Während der Woche in Tranquebar haben wir viel über unsere bisherigen Erfahrungen, Herausforderungen und Erfolge nachgedacht und es hat wirklich gut getan, mit Menschen zu reden, die Ähnliches erlebt haben und sich in einer ähnlichen Situation befinden. Ich fand es auch sehr hilfreich, dass wir unsere bisherigen Erfahrungen mit unseren ursprünglichen Erwartungen und unserer Motivation verglichen haben. Außerdem haben wir unser individuelles soziales Umfeld, in dem wir uns hier bewegen, nachgebildet.

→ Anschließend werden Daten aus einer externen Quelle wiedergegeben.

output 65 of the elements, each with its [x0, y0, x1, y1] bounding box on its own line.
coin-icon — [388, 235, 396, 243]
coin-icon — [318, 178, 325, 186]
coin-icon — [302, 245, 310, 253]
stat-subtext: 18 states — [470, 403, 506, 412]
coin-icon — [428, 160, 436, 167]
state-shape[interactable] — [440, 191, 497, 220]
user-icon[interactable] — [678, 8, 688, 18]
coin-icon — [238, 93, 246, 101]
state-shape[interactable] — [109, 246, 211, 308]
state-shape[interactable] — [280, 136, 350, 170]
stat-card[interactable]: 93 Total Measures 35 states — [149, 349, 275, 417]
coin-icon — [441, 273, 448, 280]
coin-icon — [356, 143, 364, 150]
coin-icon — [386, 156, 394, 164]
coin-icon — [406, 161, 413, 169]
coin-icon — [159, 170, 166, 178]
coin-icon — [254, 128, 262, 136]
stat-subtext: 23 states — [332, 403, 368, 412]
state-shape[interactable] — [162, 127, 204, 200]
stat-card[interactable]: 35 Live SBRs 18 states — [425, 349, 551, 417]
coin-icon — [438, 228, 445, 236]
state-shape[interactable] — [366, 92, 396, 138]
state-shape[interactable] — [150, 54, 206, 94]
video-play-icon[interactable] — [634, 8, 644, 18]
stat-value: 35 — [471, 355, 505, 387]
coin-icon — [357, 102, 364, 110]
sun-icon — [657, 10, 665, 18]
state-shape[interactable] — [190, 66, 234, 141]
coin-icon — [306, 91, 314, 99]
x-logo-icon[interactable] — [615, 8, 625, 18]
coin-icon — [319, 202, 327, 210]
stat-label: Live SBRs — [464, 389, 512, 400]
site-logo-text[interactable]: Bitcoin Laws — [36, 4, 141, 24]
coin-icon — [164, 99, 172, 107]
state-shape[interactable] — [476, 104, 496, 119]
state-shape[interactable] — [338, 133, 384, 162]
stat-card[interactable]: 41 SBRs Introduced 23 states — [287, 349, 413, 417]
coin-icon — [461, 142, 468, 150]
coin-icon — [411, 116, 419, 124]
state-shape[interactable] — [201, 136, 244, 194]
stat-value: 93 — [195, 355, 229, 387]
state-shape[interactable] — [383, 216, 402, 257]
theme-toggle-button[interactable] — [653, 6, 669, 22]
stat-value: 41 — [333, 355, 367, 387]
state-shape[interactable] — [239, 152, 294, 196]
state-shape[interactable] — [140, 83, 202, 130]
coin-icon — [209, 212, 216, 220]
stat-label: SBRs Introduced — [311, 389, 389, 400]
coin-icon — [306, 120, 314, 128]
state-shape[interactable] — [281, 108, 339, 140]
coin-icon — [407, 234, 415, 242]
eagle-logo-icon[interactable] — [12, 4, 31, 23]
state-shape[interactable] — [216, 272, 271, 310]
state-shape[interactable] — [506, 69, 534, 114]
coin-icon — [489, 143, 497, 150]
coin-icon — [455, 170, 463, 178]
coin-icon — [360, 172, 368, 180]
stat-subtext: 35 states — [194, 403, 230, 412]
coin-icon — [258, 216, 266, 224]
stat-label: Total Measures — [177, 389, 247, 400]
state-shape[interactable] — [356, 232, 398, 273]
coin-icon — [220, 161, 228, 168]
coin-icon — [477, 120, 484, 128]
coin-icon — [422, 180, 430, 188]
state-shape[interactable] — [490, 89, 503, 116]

Im zweiten Teil der Woche investierten wir viel Zeit in die Planung unserer restlichen Zeit in Indien und haben uns letztendlich auch schon mit der Rückreise nach Deutschland beschäftigt. Aber daran will ich noch gar nicht denken, jetzt bin ich erstmal noch eine Weile hier. Das ganze war eingerahmt von guten Gesprächen, Ausflügen ans Meer und ins Ziegenbalg-Haus und einfach gemütlicher, gemeinsamer Zeit. An den Abenden haben wir gemeinsam gesungen, Spiele gespielt oder saßen einfach zusammen am Strand. Es war - auch wenn das jetzt wahrscheinlich wirklich blöd klingt - auch echt schön, mal wieder für einige Zeit in einer Gruppe Deutscher zu sein und ganz selbstständig in den Ort, Eis essen oder ans Meer gehen zu können. Das ist etwas, was ich hier wirklich zu schätzen gelernt habe: Freiheit;) 

Zum Abschluss des Seminars gab es dann am letzten Abend noch eine Überraschung: wir sind alle zusammen in ein Hotel am Strand gegangen, um dort zu Abend zu essen. Und es gab dort sogar einen Pool, einfach unglaublich. Es war richtig schön, das Essen war voll lecker und es war auch cool, mal wieder zu baden, aber es war auch echt komisch und ich hab mich nicht mehr gefühlt als wäre ich in Indien. Eine Erfahrung war es auf jeden Fall und uns wurden die Gegensätze Indiens eindrücklich vor Augen geführt... Trotzdem war es ein toller Ausklang dieser wunderschönen Woche.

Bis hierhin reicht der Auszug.